Flower’s brother, Bill Flower, is a industrial fisherman with a level in marine biology who makes use of a cage to help documentary producers and shark researchers. 

A man stands next to a metal shark cage.
Bill Flower is a industrial fisherman who has used this cage to assist shark researchers research nice white sharks. (Robert Short/CBC)

He shares his brother’s considerations concerning the security of surfers, and in addition worries concerning the security of vacationers, who should be capable of clamber out and in of the cage “with the animals nipping around your ankles.”
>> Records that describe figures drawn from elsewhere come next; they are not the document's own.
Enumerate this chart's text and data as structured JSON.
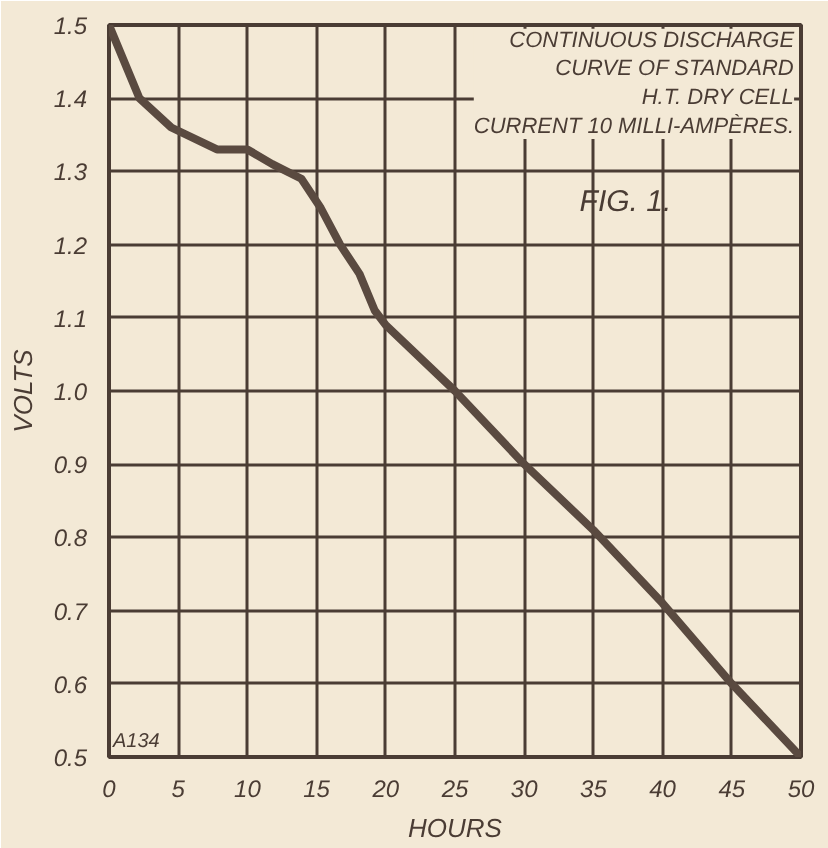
{
  "chart_data": {
    "type": "line",
    "title": "CONTINUOUS DISCHARGE\nCURVE OF STANDARD\nH.T. DRY CELL\nCURRENT 10 MILLI-AMPÈRES.",
    "xlabel": "HOURS",
    "ylabel": "VOLTS",
    "annotations": [
      "FIG. 1.",
      "A134"
    ],
    "x": [
      0,
      2.2,
      4.5,
      7.8,
      10,
      11.8,
      13.9,
      15.3,
      16.7,
      18.1,
      19.2,
      20,
      25,
      30,
      35,
      40,
      45,
      50
    ],
    "series": [
      {
        "color": "#5a4a40",
        "values": [
          1.5,
          1.4,
          1.36,
          1.33,
          1.33,
          1.31,
          1.29,
          1.25,
          1.2,
          1.16,
          1.11,
          1.09,
          1.0,
          0.9,
          0.81,
          0.71,
          0.6,
          0.5
        ]
      }
    ],
    "xlim": [
      0,
      50
    ],
    "ylim": [
      0.5,
      1.5
    ],
    "xticks": [
      0,
      5,
      10,
      15,
      20,
      25,
      30,
      35,
      40,
      45,
      50
    ],
    "yticks": [
      0.5,
      0.6,
      0.7,
      0.8,
      0.9,
      {
        "value": 1.0,
        "label": "1.0"
      },
      1.1,
      1.2,
      1.3,
      1.4,
      1.5
    ],
    "grid": true,
    "marker": "none",
    "line_style": "solid"
  }
}
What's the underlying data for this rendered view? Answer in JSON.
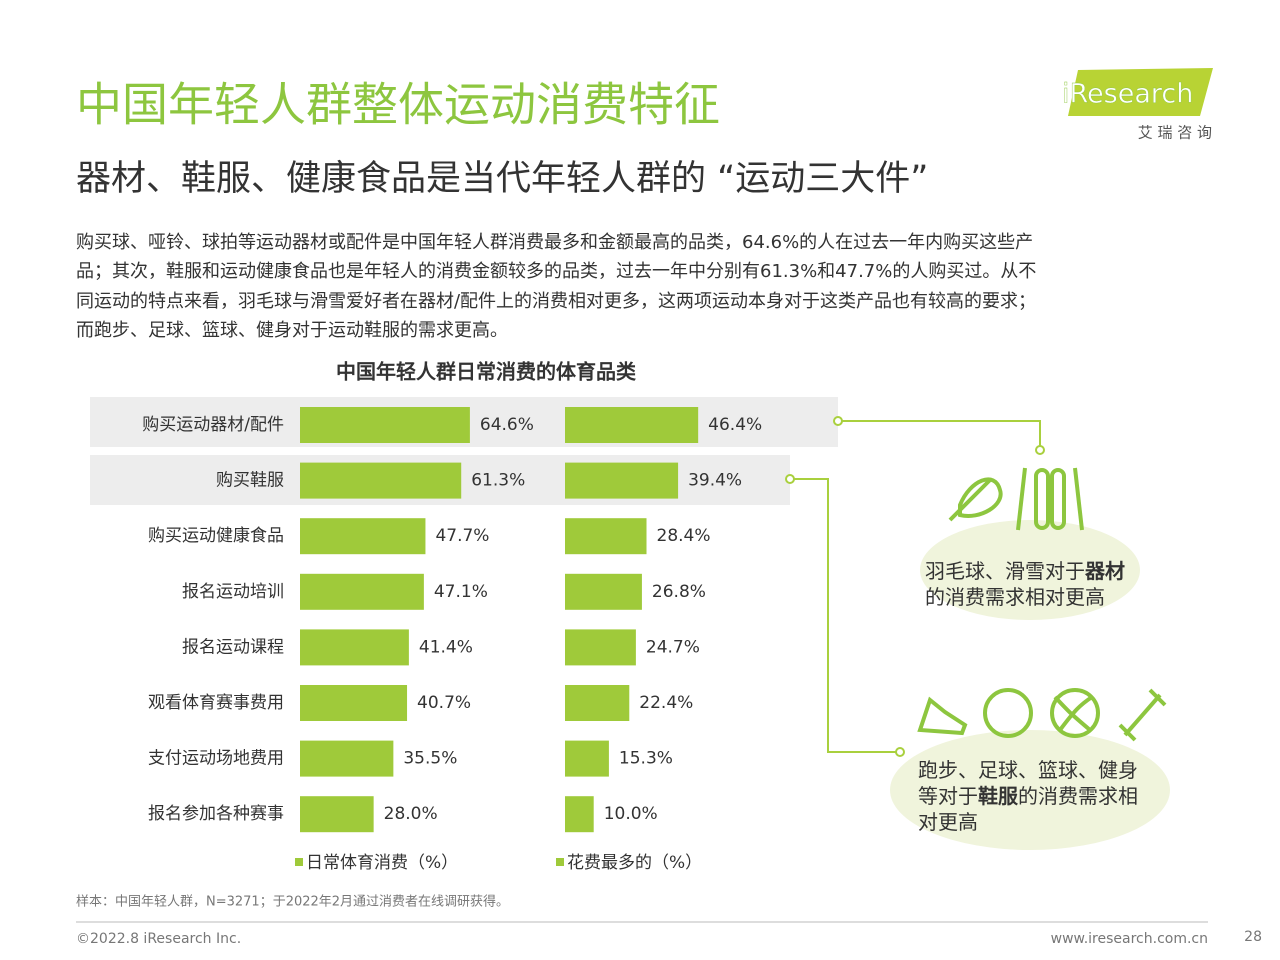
{
  "header": {
    "title": "中国年轻人群整体运动消费特征",
    "subtitle": "器材、鞋服、健康食品是当代年轻人群的 “运动三大件”",
    "body_lines": [
      "购买球、哑铃、球拍等运动器材或配件是中国年轻人群消费最多和金额最高的品类，64.6%的人在过去一年内购买这些产",
      "品；其次，鞋服和运动健康食品也是年轻人的消费金额较多的品类，过去一年中分别有61.3%和47.7%的人购买过。从不",
      "同运动的特点来看，羽毛球与滑雪爱好者在器材/配件上的消费相对更多，这两项运动本身对于这类产品也有较高的要求；",
      "而跑步、足球、篮球、健身对于运动鞋服的需求更高。"
    ]
  },
  "logo": {
    "brand": "iResearch",
    "brand_cn": "艾 瑞 咨 询"
  },
  "chart_data": {
    "type": "bar",
    "orientation": "horizontal",
    "title": "中国年轻人群日常消费的体育品类",
    "categories": [
      "购买运动器材/配件",
      "购买鞋服",
      "购买运动健康食品",
      "报名运动培训",
      "报名运动课程",
      "观看体育赛事费用",
      "支付运动场地费用",
      "报名参加各种赛事"
    ],
    "series": [
      {
        "name": "日常体育消费（%）",
        "color": "#9fca3a",
        "values": [
          64.6,
          61.3,
          47.7,
          47.1,
          41.4,
          40.7,
          35.5,
          28.0
        ],
        "value_labels": [
          "64.6%",
          "61.3%",
          "47.7%",
          "47.1%",
          "41.4%",
          "40.7%",
          "35.5%",
          "28.0%"
        ]
      },
      {
        "name": "花费最多的（%）",
        "color": "#9fca3a",
        "values": [
          46.4,
          39.4,
          28.4,
          26.8,
          24.7,
          22.4,
          15.3,
          10.0
        ],
        "value_labels": [
          "46.4%",
          "39.4%",
          "28.4%",
          "26.8%",
          "24.7%",
          "22.4%",
          "15.3%",
          "10.0%"
        ]
      }
    ],
    "annotations": [
      {
        "lines": [
          [
            "羽毛球、滑雪对于",
            "器材"
          ],
          [
            "的消费需求相对更高"
          ]
        ]
      },
      {
        "lines": [
          [
            "跑步、足球、篮球、健身"
          ],
          [
            "等对于",
            "鞋服",
            "的消费需求相"
          ],
          [
            "对更高"
          ]
        ]
      }
    ]
  },
  "footer": {
    "note": "样本：中国年轻人群，N=3271；于2022年2月通过消费者在线调研获得。",
    "copyright": "©2022.8 iResearch Inc.",
    "url": "www.iresearch.com.cn",
    "page": "28"
  }
}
“It’s not for the faint of heart,” he says. “It’s safe for professionals like us to do. It’s a calculated risk.… For an inexperienced person to do that, they’re going to be flopping and floundering on the top of the cage. They could have their feet over the side, their legs in the water — probably not a good idea.”

Three miles offshore

Hammerschlag says beachgoers and surfers don’t have anything to fret about.

“We’re not going to be operating anywhere near where there’s anyone in the water,” he says, including that the boats shall be a minimum of three miles (4.8 kilometres) offshore.

He says analysis from South Africa and Australia has proven that cage diving operations — together with those who use bait — do not affect the behaviour of sharks in a big manner.

Fred Whoriskey is the chief director of Ocean Tracking Network, a analysis physique headquartered at Dalhousie University in Halifax which, amongst different issues, research the motion and behavior of sharks.

A man stands in front of a building.
Fred Whoriskey is the chief director of Ocean Tracking Network, a analysis institute primarily based at Dalhousie University in Halifax. (CBC)

He says it is necessary to stability the corporate’s operations with the wants of different customers of the ocean, however that stability is feasible to search out. He factors to the multimillion-dollar shark cage diving trade in South Africa that thrives alongside browsing.

If the expedition boats in Nova Scotia are three miles offshore, that distance will decrease interplay with surfers, Whoriskey says.

“There are very few surfers that are going to be three miles off of land. You won’t find any surf break out there,” he says.